My skin prickles. “Why are you telling me this?”

His hand slides around my waist, locking me to his side. “Sometimes I see you, and the past is alive. It overlays who you are and what you do.” He squeezes me closer, almost to the point of pain. “I’m reminded of my old wounds, and I feel…I feel my vengeance rising.

“I cannot change my past, and I cannot change yours. I cannot even stop you from getting hurt…but I can make others atone for your pain.” He says this last part so silently, so malevolently that a shiver escapes me.

That’s foreboding.

“What are you thinking of, Des?” I ask him. Because it’s clear to me that he’s scheming.

He glances down at me, his white hair and silver eyes looking more Otherworldly than ever.

“Nothing, cherub. Nothing at all.”

Chapter 42

“Did you hear the news?” Temper asks the next morning.
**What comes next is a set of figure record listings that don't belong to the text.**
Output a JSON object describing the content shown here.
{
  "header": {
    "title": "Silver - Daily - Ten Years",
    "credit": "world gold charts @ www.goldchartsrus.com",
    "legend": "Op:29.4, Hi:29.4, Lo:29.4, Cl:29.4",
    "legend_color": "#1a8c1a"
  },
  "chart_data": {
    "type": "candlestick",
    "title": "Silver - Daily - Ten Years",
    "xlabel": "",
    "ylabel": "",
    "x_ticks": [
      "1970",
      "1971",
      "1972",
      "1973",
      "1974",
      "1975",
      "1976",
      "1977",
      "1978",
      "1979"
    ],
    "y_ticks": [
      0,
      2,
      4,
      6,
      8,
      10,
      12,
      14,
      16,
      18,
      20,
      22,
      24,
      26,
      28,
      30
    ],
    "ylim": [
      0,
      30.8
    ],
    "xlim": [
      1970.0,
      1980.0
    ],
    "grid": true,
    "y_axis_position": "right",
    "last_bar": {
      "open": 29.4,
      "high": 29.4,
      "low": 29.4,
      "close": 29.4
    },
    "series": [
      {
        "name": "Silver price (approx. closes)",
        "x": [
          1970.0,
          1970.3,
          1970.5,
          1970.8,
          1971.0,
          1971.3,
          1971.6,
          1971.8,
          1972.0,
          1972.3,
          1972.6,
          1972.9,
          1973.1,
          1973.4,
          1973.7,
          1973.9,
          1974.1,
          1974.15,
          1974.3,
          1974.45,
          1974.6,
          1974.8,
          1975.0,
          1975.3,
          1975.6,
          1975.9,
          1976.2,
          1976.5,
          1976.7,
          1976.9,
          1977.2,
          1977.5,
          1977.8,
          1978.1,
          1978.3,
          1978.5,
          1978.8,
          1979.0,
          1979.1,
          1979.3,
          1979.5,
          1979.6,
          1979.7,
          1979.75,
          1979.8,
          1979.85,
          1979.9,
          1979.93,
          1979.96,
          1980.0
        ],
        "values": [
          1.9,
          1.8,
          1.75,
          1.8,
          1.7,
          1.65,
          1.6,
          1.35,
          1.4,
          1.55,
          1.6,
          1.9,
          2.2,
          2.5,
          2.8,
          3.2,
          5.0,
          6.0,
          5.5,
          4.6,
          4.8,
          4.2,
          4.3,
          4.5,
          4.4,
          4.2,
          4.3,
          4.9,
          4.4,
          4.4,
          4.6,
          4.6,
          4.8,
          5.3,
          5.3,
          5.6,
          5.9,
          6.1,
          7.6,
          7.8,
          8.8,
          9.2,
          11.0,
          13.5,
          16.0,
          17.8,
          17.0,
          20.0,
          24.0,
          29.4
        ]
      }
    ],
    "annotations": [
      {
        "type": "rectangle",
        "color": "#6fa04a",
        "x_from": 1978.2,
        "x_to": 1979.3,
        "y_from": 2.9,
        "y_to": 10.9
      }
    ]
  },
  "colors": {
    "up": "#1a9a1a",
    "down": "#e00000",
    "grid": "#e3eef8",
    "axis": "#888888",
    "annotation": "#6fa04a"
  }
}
The two of us eat breakfast in the same large atrium I ate at on my first morning here.

This morning, when I woke up alone in my bed, I headed over to Temper’s room and asked her to join me.

I was determined to show those here at Solstice that they hadn’t seen the last of me yesterday.

“What news?” I ask now before ripping off a piece strudel and shoving it into my mouth.

Dozens of other guests in the atrium keep glancing at me and my repaired wings, their voices low as they whisper into their friends’ ears.

I want to throttle every last one of them—even those who weren’t closed up in Mara’s throne room with me. How can anybody be okay with what’s happening to humans here?

Meanwhile, the waiters keep finding reasons to come by my table, some to whisper a quiet thanks, others to discreetly drop off an extra pastry here and another warm drink there.

“You’re missing out on all the juiciest gossip,” Temper says, pulling me back into the conversation.

“Not if you tell me.” I kick my heels up on the table, the action earning me more whispers.

Temper leans forward. “The fairy who raped the human woman yesterday?”

The food in my mouth turns tasteless. I force myself to swallow. “What about him?”

“He disappeared sometime during the night. Apparently, the only thing left of him was a finger, though some people say it wasn’t a finger at all—that it was his junk.”

I grimace. “Ugh, Temper, couldn’t you have waited for me to finish breakfast?”

Last thing I want to think about is a sexual predator’s severed bits.